The Germans fought the whole way. We were shooting and running, shooting and running, often face-to-face in combat. A guy would throw a grenade at a machine gun emplacement, then stand and fire into the spot, and run some more.

At the highway bridge I saw our company commander, Captain Moffatt Burriss, and his executive officer, Lieutenant Robert Blankenship. Ahead were three blockhouses. The bigger ones on either side each had a wrecked flak rig on top. In the middle of the roadbed stood a smaller building.

Captain Burriss was running down the right lane. I was running a little behind him on his left, about 30 feet from the blockhouses. Two Germans about my age came around the small building. When they saw me they turned and fired. One slug knocked the clips off my left shoulder harness. The other bullet blew my Thompson out of my hands.

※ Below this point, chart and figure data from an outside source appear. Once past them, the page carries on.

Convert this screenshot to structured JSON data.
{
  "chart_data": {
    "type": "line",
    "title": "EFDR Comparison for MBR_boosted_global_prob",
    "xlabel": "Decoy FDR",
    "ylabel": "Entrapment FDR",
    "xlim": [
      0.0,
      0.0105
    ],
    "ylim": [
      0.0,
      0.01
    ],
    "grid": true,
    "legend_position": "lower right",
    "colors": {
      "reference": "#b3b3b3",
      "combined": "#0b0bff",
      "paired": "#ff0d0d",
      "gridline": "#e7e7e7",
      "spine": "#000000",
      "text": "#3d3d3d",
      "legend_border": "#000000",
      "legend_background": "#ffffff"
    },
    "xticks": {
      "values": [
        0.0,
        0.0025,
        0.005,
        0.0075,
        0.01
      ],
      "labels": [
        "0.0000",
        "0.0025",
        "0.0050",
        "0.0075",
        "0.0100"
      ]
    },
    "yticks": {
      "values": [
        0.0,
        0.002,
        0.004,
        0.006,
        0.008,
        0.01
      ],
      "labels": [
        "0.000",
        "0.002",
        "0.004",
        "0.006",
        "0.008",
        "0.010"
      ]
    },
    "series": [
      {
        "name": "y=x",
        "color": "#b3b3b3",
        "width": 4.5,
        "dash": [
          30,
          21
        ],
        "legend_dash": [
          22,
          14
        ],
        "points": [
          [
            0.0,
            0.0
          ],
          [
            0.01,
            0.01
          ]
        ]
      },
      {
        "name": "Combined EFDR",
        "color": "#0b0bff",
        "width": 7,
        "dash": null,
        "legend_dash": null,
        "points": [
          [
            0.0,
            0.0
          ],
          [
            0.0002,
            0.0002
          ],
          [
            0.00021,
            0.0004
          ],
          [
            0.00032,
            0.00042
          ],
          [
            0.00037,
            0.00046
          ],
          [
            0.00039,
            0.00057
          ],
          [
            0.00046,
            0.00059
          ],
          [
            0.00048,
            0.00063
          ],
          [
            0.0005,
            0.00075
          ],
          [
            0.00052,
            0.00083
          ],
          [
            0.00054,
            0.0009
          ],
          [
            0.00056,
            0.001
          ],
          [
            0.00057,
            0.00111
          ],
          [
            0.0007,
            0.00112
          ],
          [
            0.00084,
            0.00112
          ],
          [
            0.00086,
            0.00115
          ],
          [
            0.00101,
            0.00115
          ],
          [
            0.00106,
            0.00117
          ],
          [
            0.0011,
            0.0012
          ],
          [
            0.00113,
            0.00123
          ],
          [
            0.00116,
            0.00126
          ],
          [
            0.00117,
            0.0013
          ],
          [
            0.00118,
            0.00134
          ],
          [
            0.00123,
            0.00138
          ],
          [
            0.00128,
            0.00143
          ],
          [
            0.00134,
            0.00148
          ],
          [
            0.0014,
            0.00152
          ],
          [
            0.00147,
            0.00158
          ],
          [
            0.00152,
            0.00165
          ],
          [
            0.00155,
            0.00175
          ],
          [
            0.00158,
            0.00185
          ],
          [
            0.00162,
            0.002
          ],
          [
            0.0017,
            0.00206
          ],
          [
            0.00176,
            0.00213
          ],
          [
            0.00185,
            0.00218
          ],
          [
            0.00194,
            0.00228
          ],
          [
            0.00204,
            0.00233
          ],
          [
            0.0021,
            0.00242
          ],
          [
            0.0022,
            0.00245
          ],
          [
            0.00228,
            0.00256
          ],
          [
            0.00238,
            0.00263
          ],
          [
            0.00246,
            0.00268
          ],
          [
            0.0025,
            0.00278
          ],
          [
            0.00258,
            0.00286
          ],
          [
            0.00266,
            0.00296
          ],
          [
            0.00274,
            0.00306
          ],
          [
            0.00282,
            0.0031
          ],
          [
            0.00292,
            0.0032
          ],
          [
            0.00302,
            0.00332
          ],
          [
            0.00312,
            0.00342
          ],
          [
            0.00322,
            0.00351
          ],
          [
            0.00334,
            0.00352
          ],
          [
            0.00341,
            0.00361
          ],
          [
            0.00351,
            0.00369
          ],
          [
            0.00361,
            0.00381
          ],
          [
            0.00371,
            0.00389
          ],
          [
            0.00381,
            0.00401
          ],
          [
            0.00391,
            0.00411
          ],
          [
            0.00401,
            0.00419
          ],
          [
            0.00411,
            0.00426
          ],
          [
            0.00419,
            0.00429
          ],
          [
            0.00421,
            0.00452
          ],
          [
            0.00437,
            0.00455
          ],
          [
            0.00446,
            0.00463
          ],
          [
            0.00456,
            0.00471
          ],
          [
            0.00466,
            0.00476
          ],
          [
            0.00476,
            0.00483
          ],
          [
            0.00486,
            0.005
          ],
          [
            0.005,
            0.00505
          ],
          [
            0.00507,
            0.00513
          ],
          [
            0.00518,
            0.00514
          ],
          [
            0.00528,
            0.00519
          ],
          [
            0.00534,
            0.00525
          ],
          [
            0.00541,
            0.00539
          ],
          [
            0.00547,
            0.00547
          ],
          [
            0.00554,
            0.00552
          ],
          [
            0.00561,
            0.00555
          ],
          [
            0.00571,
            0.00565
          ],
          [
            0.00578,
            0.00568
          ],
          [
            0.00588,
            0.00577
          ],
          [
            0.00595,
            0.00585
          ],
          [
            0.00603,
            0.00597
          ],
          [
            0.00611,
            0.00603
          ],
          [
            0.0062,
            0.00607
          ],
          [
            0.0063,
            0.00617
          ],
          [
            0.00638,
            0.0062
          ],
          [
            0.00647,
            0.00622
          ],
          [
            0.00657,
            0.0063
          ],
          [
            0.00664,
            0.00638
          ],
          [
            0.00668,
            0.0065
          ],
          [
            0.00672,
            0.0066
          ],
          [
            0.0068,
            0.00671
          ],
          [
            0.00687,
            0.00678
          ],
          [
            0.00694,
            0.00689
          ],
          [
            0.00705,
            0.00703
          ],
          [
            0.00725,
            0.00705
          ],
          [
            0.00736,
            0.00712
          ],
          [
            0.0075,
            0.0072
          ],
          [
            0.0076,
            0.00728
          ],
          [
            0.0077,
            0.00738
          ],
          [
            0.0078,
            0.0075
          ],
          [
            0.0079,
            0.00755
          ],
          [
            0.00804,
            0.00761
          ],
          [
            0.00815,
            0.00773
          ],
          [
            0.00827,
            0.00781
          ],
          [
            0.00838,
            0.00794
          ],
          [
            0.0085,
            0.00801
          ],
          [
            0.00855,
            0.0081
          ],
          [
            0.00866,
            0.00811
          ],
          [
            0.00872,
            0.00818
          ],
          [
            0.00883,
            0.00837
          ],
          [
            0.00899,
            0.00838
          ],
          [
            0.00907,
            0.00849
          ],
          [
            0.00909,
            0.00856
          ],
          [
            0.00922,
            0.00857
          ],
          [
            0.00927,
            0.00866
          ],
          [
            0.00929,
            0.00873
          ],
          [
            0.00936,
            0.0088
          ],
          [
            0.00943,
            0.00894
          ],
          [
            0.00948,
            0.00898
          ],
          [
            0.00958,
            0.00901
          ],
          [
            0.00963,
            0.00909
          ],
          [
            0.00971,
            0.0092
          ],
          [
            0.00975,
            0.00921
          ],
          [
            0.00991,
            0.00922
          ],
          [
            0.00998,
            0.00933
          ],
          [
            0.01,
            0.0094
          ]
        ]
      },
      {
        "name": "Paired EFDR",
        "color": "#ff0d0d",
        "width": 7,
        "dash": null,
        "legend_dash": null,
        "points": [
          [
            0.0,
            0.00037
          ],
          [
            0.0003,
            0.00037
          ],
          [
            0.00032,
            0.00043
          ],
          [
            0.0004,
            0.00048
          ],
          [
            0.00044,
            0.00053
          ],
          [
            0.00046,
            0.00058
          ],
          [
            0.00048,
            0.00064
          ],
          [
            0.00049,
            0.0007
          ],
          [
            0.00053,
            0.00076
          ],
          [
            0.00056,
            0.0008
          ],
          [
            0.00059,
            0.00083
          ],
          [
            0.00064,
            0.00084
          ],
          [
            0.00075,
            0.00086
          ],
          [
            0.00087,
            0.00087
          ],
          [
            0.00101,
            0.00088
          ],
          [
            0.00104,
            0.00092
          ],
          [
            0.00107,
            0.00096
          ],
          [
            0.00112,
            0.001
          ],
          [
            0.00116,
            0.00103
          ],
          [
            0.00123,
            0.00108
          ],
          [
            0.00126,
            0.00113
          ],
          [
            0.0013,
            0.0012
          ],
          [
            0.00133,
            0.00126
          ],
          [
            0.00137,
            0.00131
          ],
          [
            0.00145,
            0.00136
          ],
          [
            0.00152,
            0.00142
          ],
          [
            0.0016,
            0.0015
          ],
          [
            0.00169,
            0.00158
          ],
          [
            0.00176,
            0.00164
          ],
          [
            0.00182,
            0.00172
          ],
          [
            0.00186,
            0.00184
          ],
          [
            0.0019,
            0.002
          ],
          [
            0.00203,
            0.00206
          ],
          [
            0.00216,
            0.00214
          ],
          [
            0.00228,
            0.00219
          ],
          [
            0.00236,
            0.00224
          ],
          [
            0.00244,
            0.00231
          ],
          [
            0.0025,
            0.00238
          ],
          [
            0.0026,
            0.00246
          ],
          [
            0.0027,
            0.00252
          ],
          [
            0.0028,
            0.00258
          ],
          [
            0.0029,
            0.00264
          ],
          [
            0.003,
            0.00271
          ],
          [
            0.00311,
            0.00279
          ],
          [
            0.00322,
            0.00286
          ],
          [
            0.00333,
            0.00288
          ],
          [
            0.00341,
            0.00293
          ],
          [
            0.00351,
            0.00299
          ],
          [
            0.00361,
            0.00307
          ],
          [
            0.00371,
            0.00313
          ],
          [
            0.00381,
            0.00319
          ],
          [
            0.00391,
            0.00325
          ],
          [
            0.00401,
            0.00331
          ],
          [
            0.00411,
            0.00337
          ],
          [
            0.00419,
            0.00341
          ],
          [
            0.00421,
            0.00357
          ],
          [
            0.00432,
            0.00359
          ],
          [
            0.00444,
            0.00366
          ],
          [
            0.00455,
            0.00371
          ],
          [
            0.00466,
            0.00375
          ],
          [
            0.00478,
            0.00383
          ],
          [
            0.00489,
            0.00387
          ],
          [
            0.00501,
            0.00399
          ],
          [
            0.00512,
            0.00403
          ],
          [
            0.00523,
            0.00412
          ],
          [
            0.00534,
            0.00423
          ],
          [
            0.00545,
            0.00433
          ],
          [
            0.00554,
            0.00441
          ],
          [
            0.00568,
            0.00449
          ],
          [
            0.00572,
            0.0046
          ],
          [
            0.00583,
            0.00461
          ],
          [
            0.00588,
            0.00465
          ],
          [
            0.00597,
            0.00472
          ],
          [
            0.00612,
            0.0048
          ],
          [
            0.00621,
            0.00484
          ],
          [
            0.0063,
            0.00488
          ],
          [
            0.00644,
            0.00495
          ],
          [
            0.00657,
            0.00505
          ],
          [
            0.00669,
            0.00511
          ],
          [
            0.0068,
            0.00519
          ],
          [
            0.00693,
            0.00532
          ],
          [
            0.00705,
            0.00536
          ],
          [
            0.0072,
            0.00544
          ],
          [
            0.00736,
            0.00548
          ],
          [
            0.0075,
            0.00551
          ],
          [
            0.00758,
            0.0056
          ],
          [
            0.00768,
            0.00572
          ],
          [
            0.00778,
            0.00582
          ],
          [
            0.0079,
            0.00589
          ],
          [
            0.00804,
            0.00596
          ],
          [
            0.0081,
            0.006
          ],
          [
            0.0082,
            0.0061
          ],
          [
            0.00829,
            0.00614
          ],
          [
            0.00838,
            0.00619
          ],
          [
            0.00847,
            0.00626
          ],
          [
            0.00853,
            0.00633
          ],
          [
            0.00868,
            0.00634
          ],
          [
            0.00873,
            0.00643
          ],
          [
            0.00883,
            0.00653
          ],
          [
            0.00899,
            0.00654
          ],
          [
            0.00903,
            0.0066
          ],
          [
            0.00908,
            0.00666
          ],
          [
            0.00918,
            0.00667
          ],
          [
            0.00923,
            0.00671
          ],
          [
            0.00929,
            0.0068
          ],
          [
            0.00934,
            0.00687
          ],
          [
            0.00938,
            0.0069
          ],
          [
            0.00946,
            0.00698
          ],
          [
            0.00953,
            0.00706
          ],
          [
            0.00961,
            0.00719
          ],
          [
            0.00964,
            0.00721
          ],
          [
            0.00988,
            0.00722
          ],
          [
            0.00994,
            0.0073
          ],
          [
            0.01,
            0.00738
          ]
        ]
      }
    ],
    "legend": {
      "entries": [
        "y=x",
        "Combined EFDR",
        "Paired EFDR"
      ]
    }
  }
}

Time slowed down. The Germans had these shocked looks. They were working the bolts on their Mausers, trying to chamber rounds so they could take another shot at me.

I had no place to hide. Captain Burriss was too far away to help. If I tried to run they would shoot me in the back. I yanked Francis Keefe’s .45 out of my belt and charged. Firing as I ran, I emptied all eight rounds into those young men and after the gun was empty I kept pulling the trigger. When I got to where the Germans had fallen, I collapsed onto their corpses, trying to catch my breath. After a few moments I reloaded the Colt and fetched my Thompson. The stock was a mess. I tore it off; I figured I could use my Tommy gun the way Germans used Schmeisser submachine guns. I ran to join Captain Burriss and the others.

We kept rolling the Germans back, never letting them regroup. The bridge girders were full of Germans. Some had tied themselves in place and were killing Americans who tried to cross the road. More paratroopers had gotten to the north shore of the Waal. The battle ebbed and flowed, lots of noise and then quiet as somebody would try to move into a new position.

The light was fading when we heard a different sound: sustained machine gun fire. Germans began dropping from the bridge girders. Others started running toward us on the pavement. Four Sherman tanks were heading our way across the bridge. We had taken the south approach and the cavalry was coming!

The lead tank rumbled to where we were fighting. Captain Burriss and others ran to it.“You guys are the most beautiful sight I’ve seen in years!” Captain Burriss shouted to Sergeant Peter Robinson of the Irish Guards Armoured Division.

We had captured the bridge, but we were low on ammunition. Lieutenant Blankenship yelled at me to see if any of the wounded men waiting for evacuation had bandoliers or clips.

That was gruesome. I salvaged clips and bandoliers and even individual rounds from friends who had terrible wounds. I saw American and German corpses that looked as if some great beast had grabbed them with its teeth and talons. I hung clips on my harness to replace what the Germans by the blockhouse had shot away, and handed around the rest.

To guard against a counterattack, Captain Burriss deployed us at the north end of the bridge and among the adjacent houses. I started digging a foxhole. The platoon sergeant came by to check on us. I did not have watch that night, and was very happy about that. I finished digging my foxhole around 10, ate a K ration supper, and curled up to sleep.

Market Garden ended badly, and the war went on. Francis Keefe spent 20 months in hospitals in Belgium, England, and stateside. The doctors who saved his hand said my bandaging helped him avoid amputation. I fought at Bastogne and through Germany, and eventually was wounded, too. And some rat at a hospital did wind up stealing Francis Keefe’s Colt .45—except the rat stole it from me.

After the war I returned to New York and became a tugboat captain; later I worked as a tug and barge dispatcher out of Rockefeller Center. Francis got a job driving trucks for the City of New York. We grew to be close friends. He retired to Jupiter, Florida. I live in Port Jervis, New York. Francis—who in 2009 fractured his 85-year-old shoulder making a parachute jump at Grave with Captain Burriss, 89, to mark the 65th anniversary of our jump—tells anyone who will listen about how one afternoon in Nijmegen I stole his wallet.